O compartilhamento de informações foi feito como uma filosofia da gestão de Obama, conforme aponta matéria da BBC, que pregava por uma transparência maior e a favor dos direitos humanos. Além disso, os americanos tinham a clara intenção de estreitar relações diplomáticas com os países sul-americanos.
Estou feliz de anunciar que os Estados Unidos iniciaram um projeto especial para desclassificar e compartilhar com a Comissão Nacional da Verdade documentos que podem lançar luz sobre essa ditadura de 21 anos, o que é, obviamente, de grande interesse da presidente", disse Dilma, conforme repercutiu o G1 na época.
Entre os documentos, um trecho de um deles, enviado pelo consulado americano do Rio de Janeiro ao Departamento de Estado, em 1973, evidencia como as torturas eram feitas à época. Confira:
Ele [preso torturado] é colocado nu, em uma pequena sala escura com um chão metálico, que conduz correntes elétricas. Os choques elétricos, embora alegadamente de baixa intensidade, são constantes e eventualmente se tornam insuportáveis. O suspeito é mantido nessa sala por muitas horas. O resultado é extrema exaustão mental e física, especialmente se a pessoa é mantida nesse tratamento por dois ou três dias. Em todo esse período, ele não recebe comida nem água."
O arquivo mostra que, ao menos, 126 pessoas teriam sido submetidas a tratamentos semelhantes, isso quando não eram vítimas de táticas mais violentas, como os famosos 'paus de arara'. Os relatos foram obtidos não só com depoimentos de torturados, mas também com relatos de informantes militares — que tiveram seus nomes rasurados.
"Esse é um dos relatórios mais detalhados sobre técnicas de tortura já desclassificados pelo governo dos Estados Unidos", disse Peter Kornbluh, diretor do Projeto de Documentação Brasileiro do Arquivo de Segurança Nacional Americano, em Washington D.C, à BBC Brasil.
"Os documentos americanos ajudam a lançar luz sobre várias atrocidades e técnicas (de tortura do regime).

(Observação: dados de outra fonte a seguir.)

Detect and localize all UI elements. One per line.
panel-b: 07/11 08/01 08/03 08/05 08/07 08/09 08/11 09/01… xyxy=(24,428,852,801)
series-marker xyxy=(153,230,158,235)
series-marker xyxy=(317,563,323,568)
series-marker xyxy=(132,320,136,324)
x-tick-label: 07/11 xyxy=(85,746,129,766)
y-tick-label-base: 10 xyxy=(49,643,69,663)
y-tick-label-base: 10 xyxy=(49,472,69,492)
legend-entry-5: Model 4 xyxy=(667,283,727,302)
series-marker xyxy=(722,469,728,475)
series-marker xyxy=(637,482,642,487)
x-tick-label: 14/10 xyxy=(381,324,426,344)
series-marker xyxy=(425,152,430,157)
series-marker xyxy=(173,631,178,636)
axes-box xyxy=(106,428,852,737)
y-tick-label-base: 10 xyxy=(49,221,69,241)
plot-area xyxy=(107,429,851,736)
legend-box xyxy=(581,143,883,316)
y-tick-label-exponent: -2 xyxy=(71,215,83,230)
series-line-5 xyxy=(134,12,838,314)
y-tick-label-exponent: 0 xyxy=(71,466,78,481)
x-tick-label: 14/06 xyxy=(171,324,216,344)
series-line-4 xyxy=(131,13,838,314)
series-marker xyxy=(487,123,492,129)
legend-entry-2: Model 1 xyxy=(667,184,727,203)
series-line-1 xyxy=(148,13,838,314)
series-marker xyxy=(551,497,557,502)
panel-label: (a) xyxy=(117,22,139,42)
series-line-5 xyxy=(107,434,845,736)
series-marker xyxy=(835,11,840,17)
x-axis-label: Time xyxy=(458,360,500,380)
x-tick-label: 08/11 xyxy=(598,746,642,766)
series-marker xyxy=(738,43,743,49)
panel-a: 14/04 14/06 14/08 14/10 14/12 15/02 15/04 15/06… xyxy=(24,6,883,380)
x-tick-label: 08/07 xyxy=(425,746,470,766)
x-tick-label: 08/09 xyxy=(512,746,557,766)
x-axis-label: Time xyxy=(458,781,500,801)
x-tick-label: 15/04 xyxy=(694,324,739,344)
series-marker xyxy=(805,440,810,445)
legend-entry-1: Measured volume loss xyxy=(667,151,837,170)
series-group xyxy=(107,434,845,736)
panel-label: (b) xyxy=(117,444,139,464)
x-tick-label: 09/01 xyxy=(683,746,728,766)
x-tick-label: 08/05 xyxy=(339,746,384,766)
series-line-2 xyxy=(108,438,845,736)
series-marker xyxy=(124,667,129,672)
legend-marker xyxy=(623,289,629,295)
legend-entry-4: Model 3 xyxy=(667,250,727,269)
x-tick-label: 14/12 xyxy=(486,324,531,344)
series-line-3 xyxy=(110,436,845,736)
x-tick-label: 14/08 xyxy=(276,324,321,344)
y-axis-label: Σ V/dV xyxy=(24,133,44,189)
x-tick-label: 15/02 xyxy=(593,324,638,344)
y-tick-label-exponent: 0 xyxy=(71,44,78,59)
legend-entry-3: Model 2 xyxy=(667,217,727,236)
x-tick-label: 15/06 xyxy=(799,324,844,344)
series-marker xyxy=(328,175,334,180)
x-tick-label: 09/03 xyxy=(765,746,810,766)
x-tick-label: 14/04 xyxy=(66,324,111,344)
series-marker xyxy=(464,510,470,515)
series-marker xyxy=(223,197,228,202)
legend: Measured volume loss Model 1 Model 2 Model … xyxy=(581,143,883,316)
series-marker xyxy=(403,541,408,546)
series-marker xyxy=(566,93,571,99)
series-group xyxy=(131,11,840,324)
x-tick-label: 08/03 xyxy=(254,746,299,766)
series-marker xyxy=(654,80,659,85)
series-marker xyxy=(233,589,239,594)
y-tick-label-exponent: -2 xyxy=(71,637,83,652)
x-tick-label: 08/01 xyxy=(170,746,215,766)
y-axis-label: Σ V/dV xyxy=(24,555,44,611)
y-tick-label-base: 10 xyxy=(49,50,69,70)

Eles são evidências contemporâneas dos abusos dos direitos humanos cometidos pelos militares brasileiros. Quase todo o mundo acredita neles. As pessoas que preferem não reconhecer a verdade sobre o que foi feito são os Bolsonaros e aqueles que realmente cometeram esses crimes", completa Peter.
Na época, os documentos trazidos por Biden mostraram que os militares não só torturavam as pessoas, como também as matavam aos montes. Em um dos arquivos, por exemplo, como aponta a BBC, o cônsul-geral americano em São Paulo, Frederic Chapin, relata que havia "um informante e interrogador profissional trabalhando para o Centro de Inteligência Militar de Osasco".
"Ele [o informante] explicou como havia quebrado uma célula 'comunista' envolvendo um agente da polícia civil. O policial foi forçado a falar depois de ter tomado choques elétricos nos ouvidos e mencionou sua conexão com uma amiga, que foi imediatamente detida. Ela não foi cooperativa, no entanto, então foi deixada no pau-de-arara por 43 horas, sem alimentos ou água", completa trecho de um telegrama escrito por Chapin em 1973.
"Isso a quebrou, nossa fonte contou. Tortura, de uma forma ou de outra, é prática comum em interrogatórios em Osasco. Ele também nos deu um relato em primeira mão do assassinato de um subversivo suspeito, o que chamou de 'costurar' o suspeito, ou seja, dar tiros nele da cabeça aos pés com uma arma automática", finaliza.